Ahí fuera hay demasiada gente que dedica su vida a imponer su forma de pensar y, en la mayoría de los casos, esa forma de pensar toma el aspecto de muros que dividen a la sociedad en dos. No suelen promover puntos de conexión que unan distintas realidades, necesidades y sentires.
El antisocial es el que no quiere una sociedad sólida, constructiva y pacífica. Prefiere ver la sangre correr por las calles; prefiere lo fácil, lo impulsivo y lo carente de raciocinio y sentido.
Otro punto que se expone es que, para crecer, necesitas la ayuda de los demás. Pensar que tienes que montártelo por tu cuenta porque la verdad te pertenece es un pensamiento totalmente egoico. La verdad está en todas partes, a veces en una simple mirada.

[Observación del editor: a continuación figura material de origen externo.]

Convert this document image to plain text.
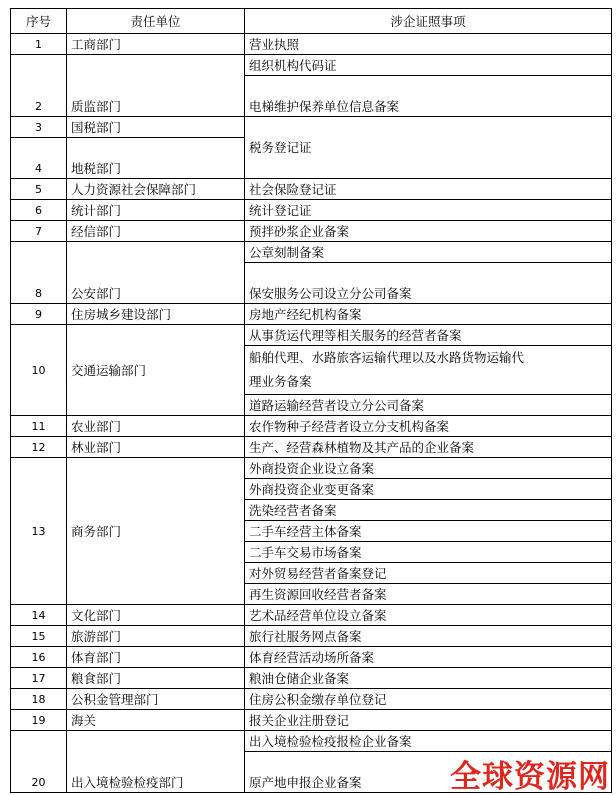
序号	责任单位	涉企证照事项
1	工商部门	营业执照
2	质监部门	组织机构代码证
		电梯维护保养单位信息备案
3	国税部门	税务登记证
4	地税部门	
5	人力资源社会保障部门	社会保险登记证
6	统计部门	统计登记证
7	经信部门	预拌砂浆企业备案
8	公安部门	公章刻制备案
		保安服务公司设立分公司备案
9	住房城乡建设部门	房地产经纪机构备案
10	交通运输部门	从事货运代理等相关服务的经营者备案
		船舶代理、水路旅客运输代理以及水路货物运输代
理业务备案
		道路运输经营者设立分公司备案
11	农业部门	农作物种子经营者设立分支机构备案
12	林业部门	生产、经营森林植物及其产品的企业备案
13	商务部门	外商投资企业设立备案
		外商投资企业变更备案
		洗染经营者备案
		二手车经营主体备案
		二手车交易市场备案
		对外贸易经营者备案登记
		再生资源回收经营者备案
14	文化部门	艺术品经营单位设立备案
15	旅游部门	旅行社服务网点备案
16	体育部门	体育经营活动场所备案
17	粮食部门	粮油仓储企业备案
18	公积金管理部门	住房公积金缴存单位登记
19	海关	报关企业注册登记
20	出入境检验检疫部门	出入境检验检疫报检企业备案
		原产地申报企业备案	全球资源网
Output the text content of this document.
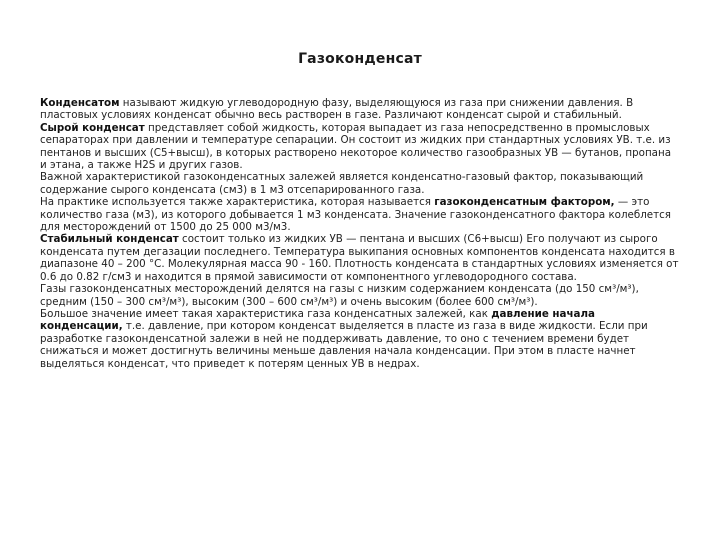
Газоконденсат

Конденсатом называют жидкую углеводородную фазу, выделяющуюся из газа при снижении давления. В пластовых условиях конденсат обычно весь растворен в газе. Различают конденсат сырой и стабильный.

Сырой конденсат представляет собой жидкость, которая выпадает из газа непосредственно в промысловых сепараторах при давлении и температуре сепарации. Он состоит из жидких при стандартных условиях УВ. т.е. из пентанов и высших (С5+высш), в которых растворено некоторое количество газообразных УВ — бутанов, пропана и этана, а также H2S и других газов.

Важной характеристикой газоконденсатных залежей является конденсатно-газовый фактор, показывающий содержание сырого конденсата (см3) в 1 м3 отсепарированного газа.

На практике используется также характеристика, которая называется газоконденсатным фактором, — это количество газа (м3), из которого добывается 1 м3 конденсата. Значение газоконденсатного фактора колеблется для месторождений от 1500 до 25 000 м3/м3.

Стабильный конденсат состоит только из жидких УВ — пентана и высших (С6+высш) Его получают из сырого конденсата путем дегазации последнего. Температура выкипания основных компонентов конденсата находится в диапазоне 40 – 200 °С. Молекулярная масса 90 - 160. Плотность конденсата в стандартных условиях изменяется от 0.6 до 0.82 г/см3 и находится в прямой зависимости от компонентного углеводородного состава.

Газы газоконденсатных месторождений делятся на газы с низким содержанием конденсата (до 150 см³/м³), средним (150 – 300 см³/м³), высоким (300 – 600 см³/м³) и очень высоким (более 600 см³/м³).

Большое значение имеет такая характеристика газа конденсатных залежей, как давление начала конденсации, т.е. давление, при котором конденсат выделяется в пласте из газа в виде жидкости. Если при разработке газоконденсатной залежи в ней не поддерживать давление, то оно с течением времени будет снижаться и может достигнуть величины меньше давления начала конденсации. При этом в пласте начнет выделяться конденсат, что приведет к потерям ценных УВ в недрах.
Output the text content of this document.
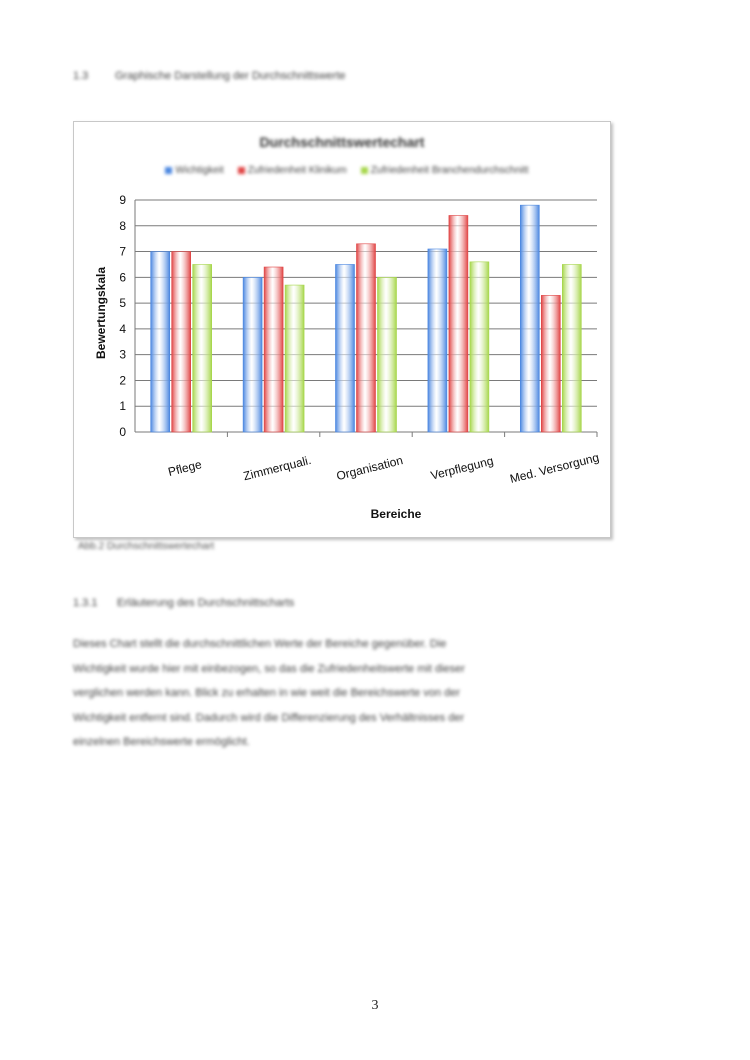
1.3 Graphische Darstellung der Durchschnittswerte
Durchschnittswertechart
Wichtigkeit Zufriedenheit Klinikum Zufriedenheit Branchendurchschnitt
0
1
2
3
4
5
6
7
8
9
Pflege	Zimmerquali. Organisation Verpflegung Med. Versorgung
Bereiche
Bewertungskala
Abb.2 Durchschnittswertechart
1.3.1 Erläuterung des Durchschnittscharts
Dieses Chart stellt die durchschnittlichen Werte der Bereiche gegenüber. Die
Wichtigkeit wurde hier mit einbezogen, so das die Zufriedenheitswerte mit dieser
verglichen werden kann. Blick zu erhalten in wie weit die Bereichswerte von der
Wichtigkeit entfernt sind. Dadurch wird die Differenzierung des Verhältnisses der
einzelnen Bereichswerte ermöglicht.
3
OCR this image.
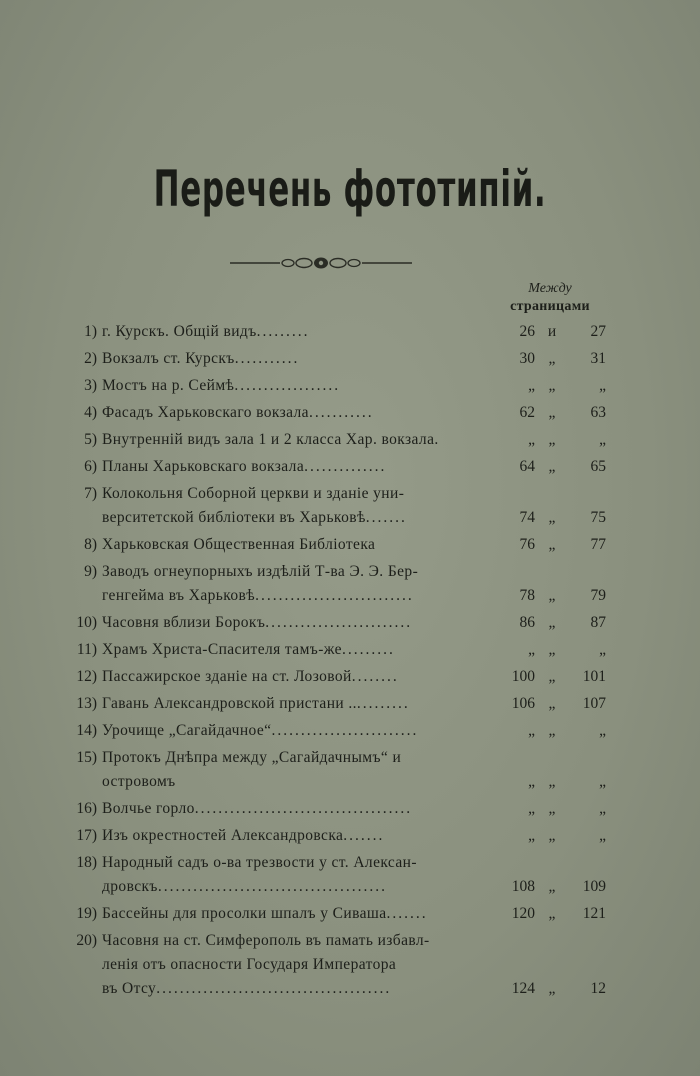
Перечень фототипій.
Между
страницами
1) г. Курскъ. Общій видъ.........	26 и	27
2) Вокзалъ ст. Курскъ...........	30 „	31
3) Мостъ на р. Сеймѣ..................	„ „	„
4) Фасадъ Харьковскаго вокзала...........	62 „	63
5) Внутренній видъ зала 1 и 2 класса Хар. вокзала.	„ „	„
6) Планы Харьковскаго вокзала..............	64 „	65
7) Колокольня Соборной церкви и зданіе уни-
верситетской библіотеки въ Харьковѣ.......	74 „	75
8) Харьковская Общественная Библіотека	76 „	77
9) Заводъ огнеупорныхъ издѣлій Т-ва Э. Э. Бер-
генгейма въ Харьковѣ...........................	78 „	79
10) Часовня вблизи Борокъ.........................	86 „	87
11) Храмъ Христа-Спасителя тамъ-же.........	„ „	„
12) Пассажирское зданіе на ст. Лозовой........	100 „	101
13) Гавань Александровской пристани ...........	106 „	107
14) Урочище „Сагайдачное“.........................	„ „	„
15) Протокъ Днѣпра между „Сагайдачнымъ“ и
островомъ	„ „	„
16) Волчье горло.....................................	„ „	„
17) Изъ окрестностей Александровска.......	„ „	„
18) Народный садъ о-ва трезвости у ст. Алексан-
дровскъ.......................................	108 „	109
19) Бассейны для просолки шпалъ у Сиваша.......	120 „	121
20) Часовня на ст. Симферополь въ памать избавл-
ленія отъ опасности Государя Императора
въ Отсу........................................	124 „	12
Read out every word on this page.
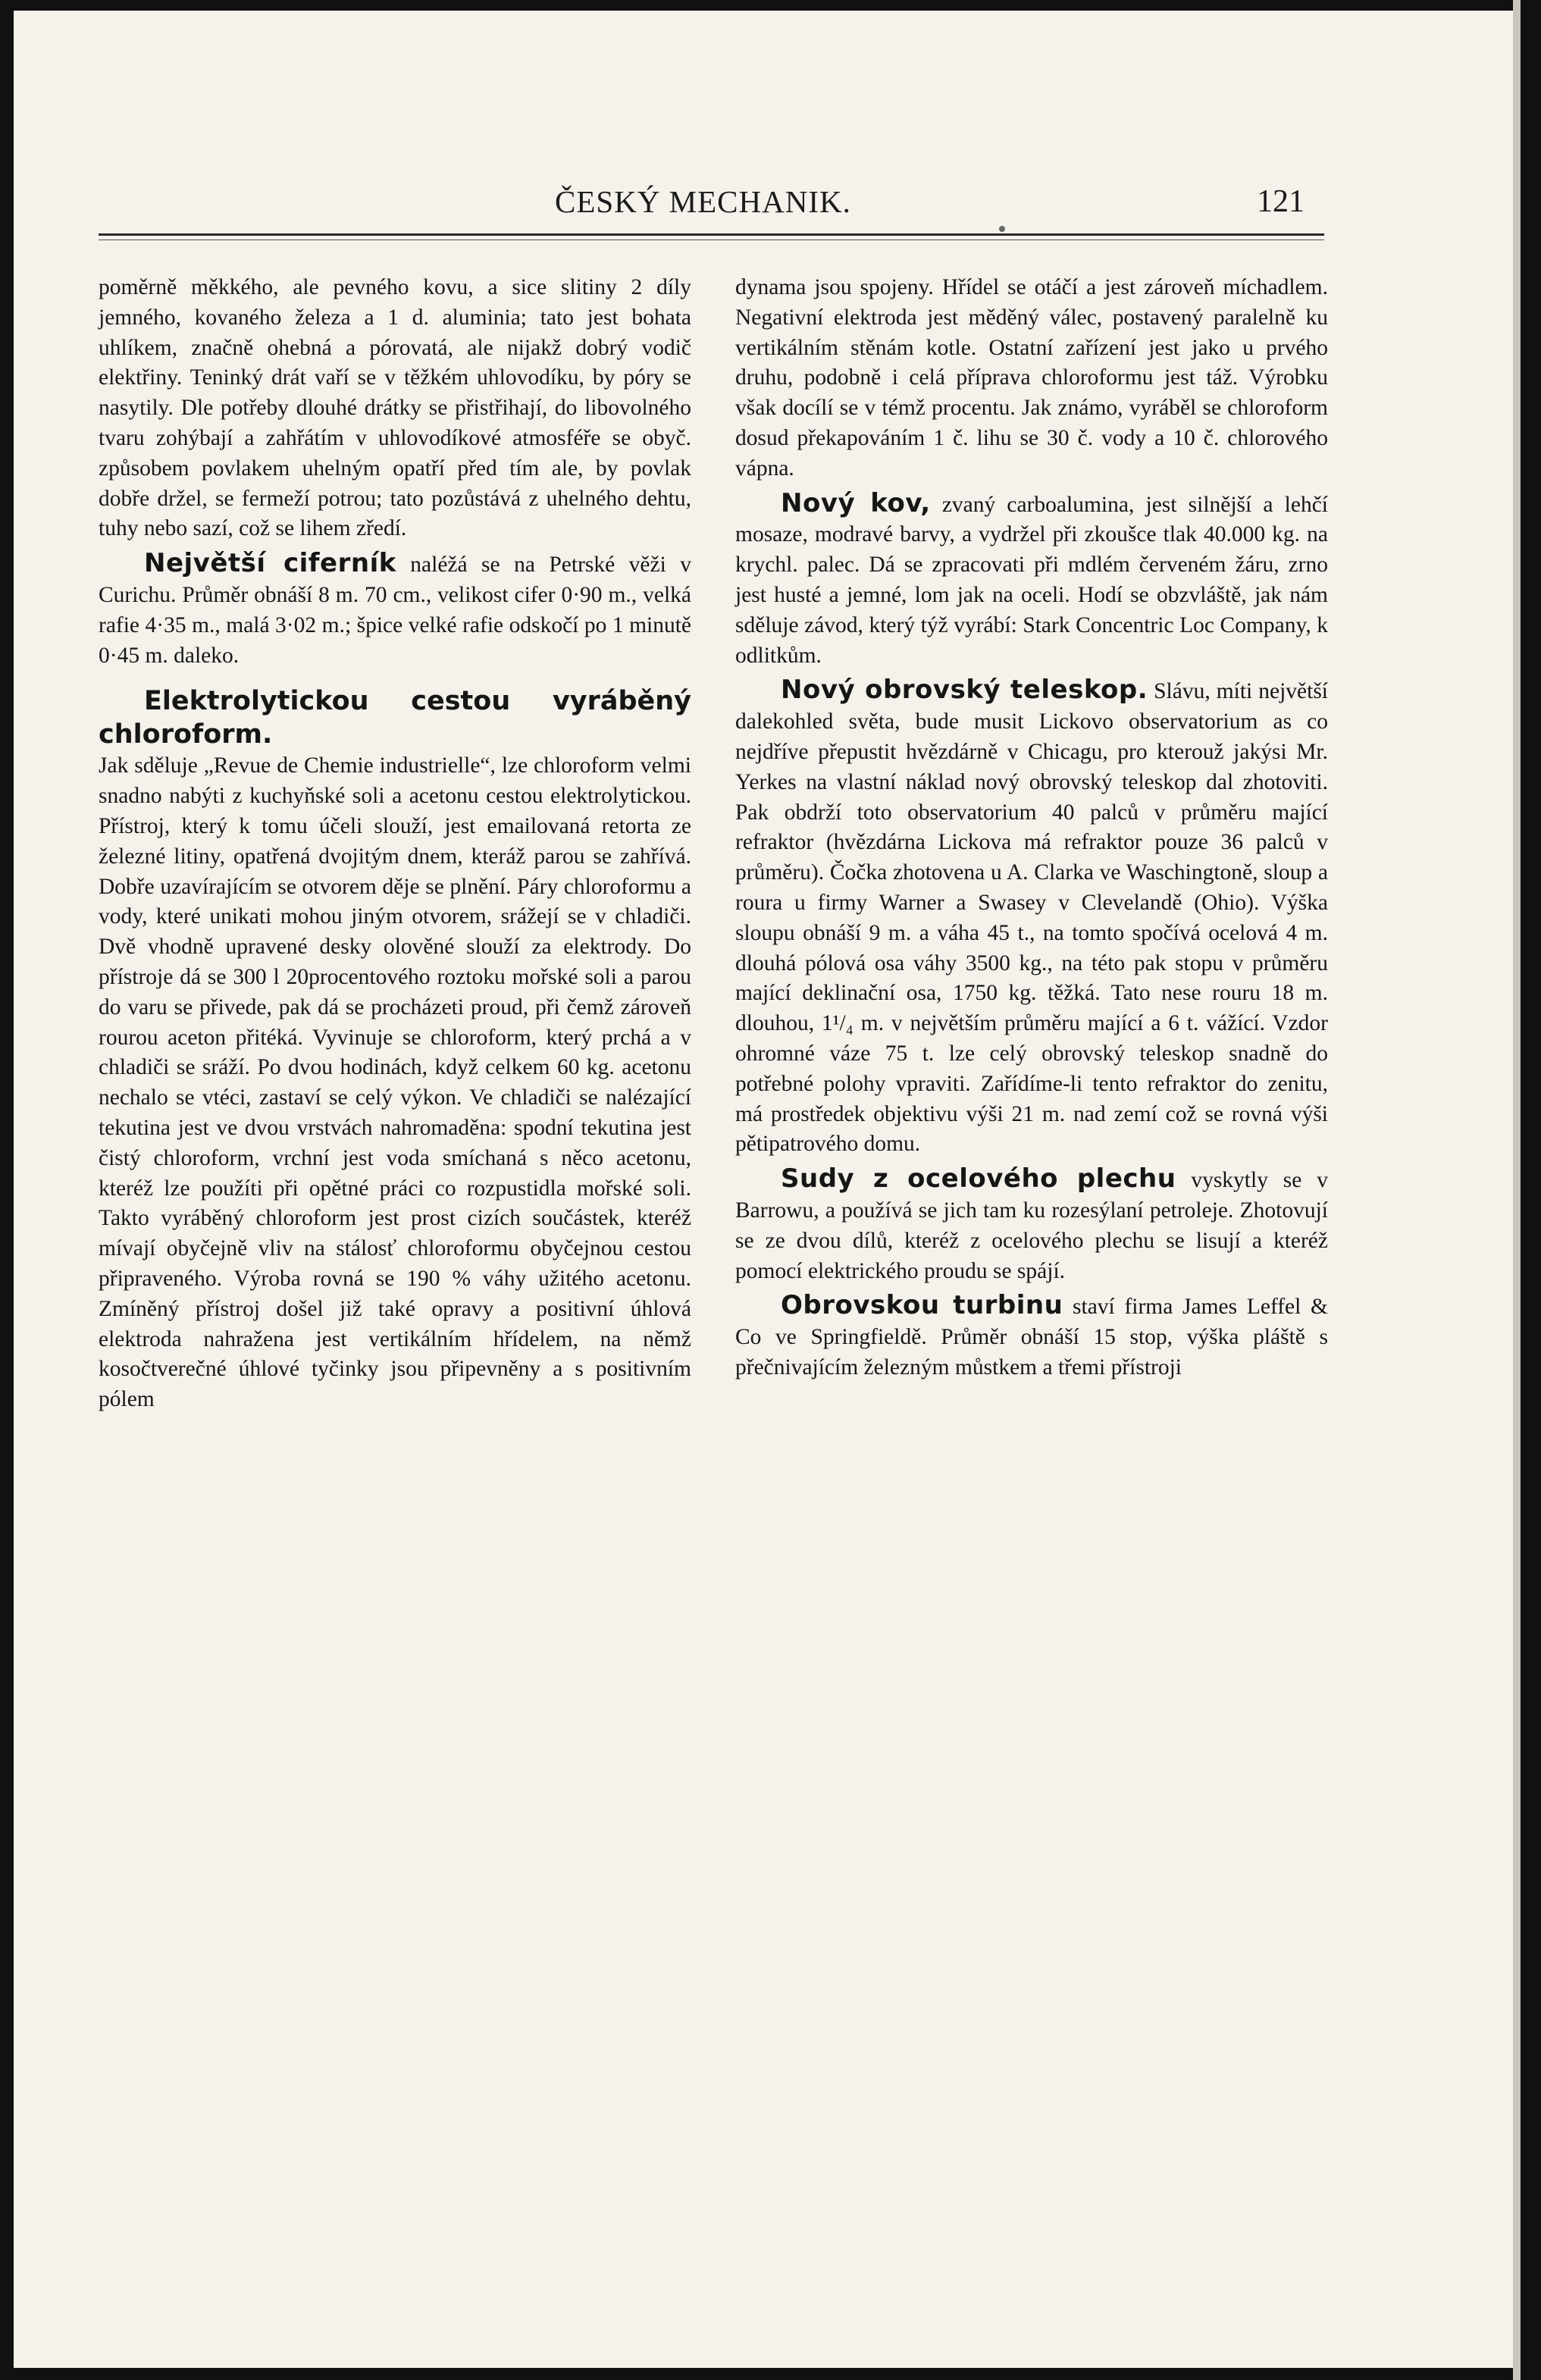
ČESKÝ MECHANIK.	121

poměrně měkkého, ale pevného kovu, a sice slitiny 2 díly jemného, kovaného železa a 1 d. aluminia; tato jest bohata uhlíkem, značně ohebná a pórovatá, ale nijakž dobrý vodič elektřiny. Teninký drát vaří se v těžkém uhlovodíku, by póry se nasytily. Dle potřeby dlouhé drátky se přistřihají, do libovolného tvaru zohýbají a zahřátím v uhlovodíkové atmosféře se obyč. způsobem povlakem uhelným opatří před tím ale, by povlak dobře držel, se fermeží potrou; tato pozůstává z uhelného dehtu, tuhy nebo sazí, což se lihem zředí.

Největší ciferník naléžá se na Petrské věži v Curichu. Průměr obnáší 8 m. 70 cm., velikost cifer 0·90 m., velká rafie 4·35 m., malá 3·02 m.; špice velké rafie odskočí po 1 minutě 0·45 m. daleko.

Elektrolytickou cestou vyráběný chloroform.

Jak sděluje „Revue de Chemie industrielle“, lze chloroform velmi snadno nabýti z kuchyňské soli a acetonu cestou elektrolytickou. Přístroj, který k tomu účeli slouží, jest emailovaná retorta ze železné litiny, opatřená dvojitým dnem, kteráž parou se zahřívá. Dobře uzavírajícím se otvorem děje se plnění. Páry chloroformu a vody, které unikati mohou jiným otvorem, srážejí se v chladiči. Dvě vhodně upravené desky olověné slouží za elektrody. Do přístroje dá se 300 l 20procentového roztoku mořské soli a parou do varu se přivede, pak dá se procházeti proud, při čemž zároveň rourou aceton přitéká. Vyvinuje se chloroform, který prchá a v chladiči se sráží. Po dvou hodinách, když celkem 60 kg. acetonu nechalo se vtéci, zastaví se celý výkon. Ve chladiči se nalézající tekutina jest ve dvou vrstvách nahromaděna: spodní tekutina jest čistý chloroform, vrchní jest voda smíchaná s něco acetonu, kteréž lze použíti při opětné práci co rozpustidla mořské soli. Takto vyráběný chloroform jest prost cizích součástek, kteréž mívají obyčejně vliv na stálosť chloroformu obyčejnou cestou připraveného. Výroba rovná se 190 % váhy užitého acetonu. Zmíněný přístroj došel již také opravy a positivní úhlová elektroda nahražena jest vertikálním hřídelem, na němž kosočtverečné úhlové tyčinky jsou připevněny a s positivním pólem

dynama jsou spojeny. Hřídel se otáčí a jest zároveň míchadlem. Negativní elektroda jest měděný válec, postavený paralelně ku vertikálním stěnám kotle. Ostatní zařízení jest jako u prvého druhu, podobně i celá příprava chloroformu jest táž. Výrobku však docílí se v témž procentu. Jak známo, vyráběl se chloroform dosud překapováním 1 č. lihu se 30 č. vody a 10 č. chlorového vápna.

Nový kov, zvaný carboalumina, jest silnější a lehčí mosaze, modravé barvy, a vydržel při zkoušce tlak 40.000 kg. na krychl. palec. Dá se zpracovati při mdlém červeném žáru, zrno jest husté a jemné, lom jak na oceli. Hodí se obzvláště, jak nám sděluje závod, který týž vyrábí: Stark Concentric Loc Company, k odlitkům.

Nový obrovský teleskop. Slávu, míti největší dalekohled světa, bude musit Lickovo observatorium as co nejdříve přepustit hvězdárně v Chicagu, pro kterouž jakýsi Mr. Yerkes na vlastní náklad nový obrovský teleskop dal zhotoviti. Pak obdrží toto observatorium 40 palců v průměru mající refraktor (hvězdárna Lickova má refraktor pouze 36 palců v průměru). Čočka zhotovena u A. Clarka ve Waschingtoně, sloup a roura u firmy Warner a Swasey v Clevelandě (Ohio). Výška sloupu obnáší 9 m. a váha 45 t., na tomto spočívá ocelová 4 m. dlouhá pólová osa váhy 3500 kg., na této pak stopu v průměru mající deklinační osa, 1750 kg. těžká. Tato nese rouru 18 m. dlouhou, 1¹/₄ m. v největším průměru mající a 6 t. vážící. Vzdor ohromné váze 75 t. lze celý obrovský teleskop snadně do potřebné polohy vpraviti. Zařídíme-li tento refraktor do zenitu, má prostředek objektivu výši 21 m. nad zemí což se rovná výši pětipatrového domu.

Sudy z ocelového plechu vyskytly se v Barrowu, a používá se jich tam ku rozesýlaní petroleje. Zhotovují se ze dvou dílů, kteréž z ocelového plechu se lisují a kteréž pomocí elektrického proudu se spájí.

Obrovskou turbinu staví firma James Leffel & Co ve Springfieldě. Průměr obnáší 15 stop, výška pláště s přečnivajícím železným můstkem a třemi přístroji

En la película se da una situación en la que solo pueden triunfar aparcando su individualidad por un rato; solo pueden triunfar siendo un poquito más humildes. Otra gran clave es que el protagonista no tiene tendencia a precipitarse, sino que razona concienzudamente cuál es la mejor opción, la que los beneficia a todos, y se traga su orgullo más de una vez con tal de alcanzar sus objetivos.
Además, cuando le llega la luz, no se limita a cruzarse de brazos, sino que se pone en marcha a pesar del miedo, de no saber qué pueda pasar y de los riesgos potenciales. En ese punto aparece su rebeldía pacífica. Aparece su Gandhi interior, que le habla y le dice: «Basta de este juego, de estas ideas, de estas limitaciones, de esta falta de amor al prójimo. Basta de huir indefinidamente. Esto es aquí y ahora; si no está sucediendo, haré que suceda».
De vez en cuando aparecen algunos que se rebelan contra la sombra, contra su propia sombra, y que encienden su fuego interior.